Difficile à vérifier. Mais le cercle des Belges fortunés n’est sans doute pas si fermé que cela. Car malgré l’étroitesse du pays, la concentration de banques privées établies chez nous est forte. Un secteur ultraconcurrentiel, de l’aveu de ses propres acteurs. Qui ne cesse pourtant d’attirer de nouveaux joueurs (étrangers, indépendants…) Signe qu’il reste encore des contrats à conclure. Les 240 milliards qui ronflent sur les comptes d’épargne ne diront pas le contraire.

 » En Belgique, le patrimoine par individu a toujours été important, note Philippe Wallez, general manager d’ING Private Banking. Jusqu’à présent, la fiscalité a protégé l’épargnant. Puis les différentes DLU (NDLR : déclarations libératoires uniques), qui permettent de rapatrier des fonds de l’étranger, y ont aussi contribué.  »

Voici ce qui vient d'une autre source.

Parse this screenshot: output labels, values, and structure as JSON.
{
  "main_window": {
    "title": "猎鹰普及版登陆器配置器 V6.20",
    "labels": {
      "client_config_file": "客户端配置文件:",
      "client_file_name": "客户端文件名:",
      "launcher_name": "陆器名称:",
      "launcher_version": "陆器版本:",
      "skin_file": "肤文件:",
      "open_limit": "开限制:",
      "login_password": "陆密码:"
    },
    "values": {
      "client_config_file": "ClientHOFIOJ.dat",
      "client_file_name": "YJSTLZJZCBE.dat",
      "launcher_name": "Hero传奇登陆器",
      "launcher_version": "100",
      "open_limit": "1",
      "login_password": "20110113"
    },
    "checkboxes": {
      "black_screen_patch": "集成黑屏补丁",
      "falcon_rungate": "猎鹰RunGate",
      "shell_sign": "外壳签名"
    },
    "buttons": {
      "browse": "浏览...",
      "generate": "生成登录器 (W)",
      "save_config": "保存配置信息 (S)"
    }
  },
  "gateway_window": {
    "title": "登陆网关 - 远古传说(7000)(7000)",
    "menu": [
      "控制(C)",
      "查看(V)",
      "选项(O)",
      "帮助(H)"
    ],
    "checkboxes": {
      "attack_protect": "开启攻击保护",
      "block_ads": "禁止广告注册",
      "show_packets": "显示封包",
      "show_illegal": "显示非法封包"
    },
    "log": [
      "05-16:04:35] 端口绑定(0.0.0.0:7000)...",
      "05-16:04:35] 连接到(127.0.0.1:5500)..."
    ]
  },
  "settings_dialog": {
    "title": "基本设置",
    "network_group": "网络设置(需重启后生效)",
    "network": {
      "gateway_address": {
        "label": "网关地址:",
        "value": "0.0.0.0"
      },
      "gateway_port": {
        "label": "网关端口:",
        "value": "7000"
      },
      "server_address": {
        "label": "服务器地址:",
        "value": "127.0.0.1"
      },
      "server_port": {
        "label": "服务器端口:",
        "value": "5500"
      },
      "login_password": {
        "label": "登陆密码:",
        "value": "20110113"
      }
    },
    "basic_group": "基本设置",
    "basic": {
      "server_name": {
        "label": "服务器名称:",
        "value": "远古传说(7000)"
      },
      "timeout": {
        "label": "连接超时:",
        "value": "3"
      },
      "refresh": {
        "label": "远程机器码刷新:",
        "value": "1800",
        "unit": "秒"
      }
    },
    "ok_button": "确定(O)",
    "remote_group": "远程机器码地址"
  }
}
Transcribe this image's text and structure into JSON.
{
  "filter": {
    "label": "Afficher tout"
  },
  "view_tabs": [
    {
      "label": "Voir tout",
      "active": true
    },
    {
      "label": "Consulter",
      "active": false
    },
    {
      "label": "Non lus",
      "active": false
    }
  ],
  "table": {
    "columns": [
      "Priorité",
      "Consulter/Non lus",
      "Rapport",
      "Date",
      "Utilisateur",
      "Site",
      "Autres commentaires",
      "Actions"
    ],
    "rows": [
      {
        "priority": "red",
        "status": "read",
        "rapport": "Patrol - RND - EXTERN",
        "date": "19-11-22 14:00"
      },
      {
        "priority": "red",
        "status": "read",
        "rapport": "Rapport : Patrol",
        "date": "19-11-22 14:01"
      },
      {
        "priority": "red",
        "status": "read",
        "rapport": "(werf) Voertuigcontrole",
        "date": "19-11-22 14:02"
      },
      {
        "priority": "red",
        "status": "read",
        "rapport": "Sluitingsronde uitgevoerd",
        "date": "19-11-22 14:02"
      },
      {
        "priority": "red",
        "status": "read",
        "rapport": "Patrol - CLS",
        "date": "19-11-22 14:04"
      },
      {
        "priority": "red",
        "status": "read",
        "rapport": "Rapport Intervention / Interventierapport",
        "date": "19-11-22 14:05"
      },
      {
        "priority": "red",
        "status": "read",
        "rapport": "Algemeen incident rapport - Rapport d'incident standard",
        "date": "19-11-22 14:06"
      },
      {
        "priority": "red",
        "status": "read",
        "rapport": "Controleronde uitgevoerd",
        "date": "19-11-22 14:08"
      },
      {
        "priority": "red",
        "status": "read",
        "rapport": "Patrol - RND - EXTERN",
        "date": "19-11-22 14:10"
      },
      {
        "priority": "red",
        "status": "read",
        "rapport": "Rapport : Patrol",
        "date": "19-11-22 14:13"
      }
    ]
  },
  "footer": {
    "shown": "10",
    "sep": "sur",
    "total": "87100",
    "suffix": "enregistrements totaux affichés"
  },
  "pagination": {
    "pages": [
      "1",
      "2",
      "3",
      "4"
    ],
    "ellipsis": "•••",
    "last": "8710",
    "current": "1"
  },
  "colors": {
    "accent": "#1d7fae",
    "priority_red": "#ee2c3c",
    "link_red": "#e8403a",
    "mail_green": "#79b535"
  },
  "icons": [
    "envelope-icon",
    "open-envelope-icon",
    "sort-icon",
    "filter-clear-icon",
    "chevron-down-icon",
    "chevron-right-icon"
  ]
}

Toutes les (plus ou moins) grandes fortunes n’auraient donc pas choisi de confier leur patrimoine à un gestionnaire spécialisé. Mais quel est concrètement le rôle de ces banquiers privés ? Réponses en cinq questions.

1. Gestionnaire de patrimoine, késaco ?

 » Les gens font appel à des gestionnaires de patrimoine parce que le monde devient de plus en plus complexe « , plaide Chantal Forget, senior private banker à la banque Degroof.  » Quand on investit seul, on procède par coups de coeur, ajoute Grégoire Delouche, conseiller indépendant et professeur à l’Ichec Business School. On place 90 % dans l’immobilier ou dans des actions, etc. Or la base de la gestion du risque, c’est la diversification. Si l’on parvient à faire cela, on a déjà gagné beaucoup.  »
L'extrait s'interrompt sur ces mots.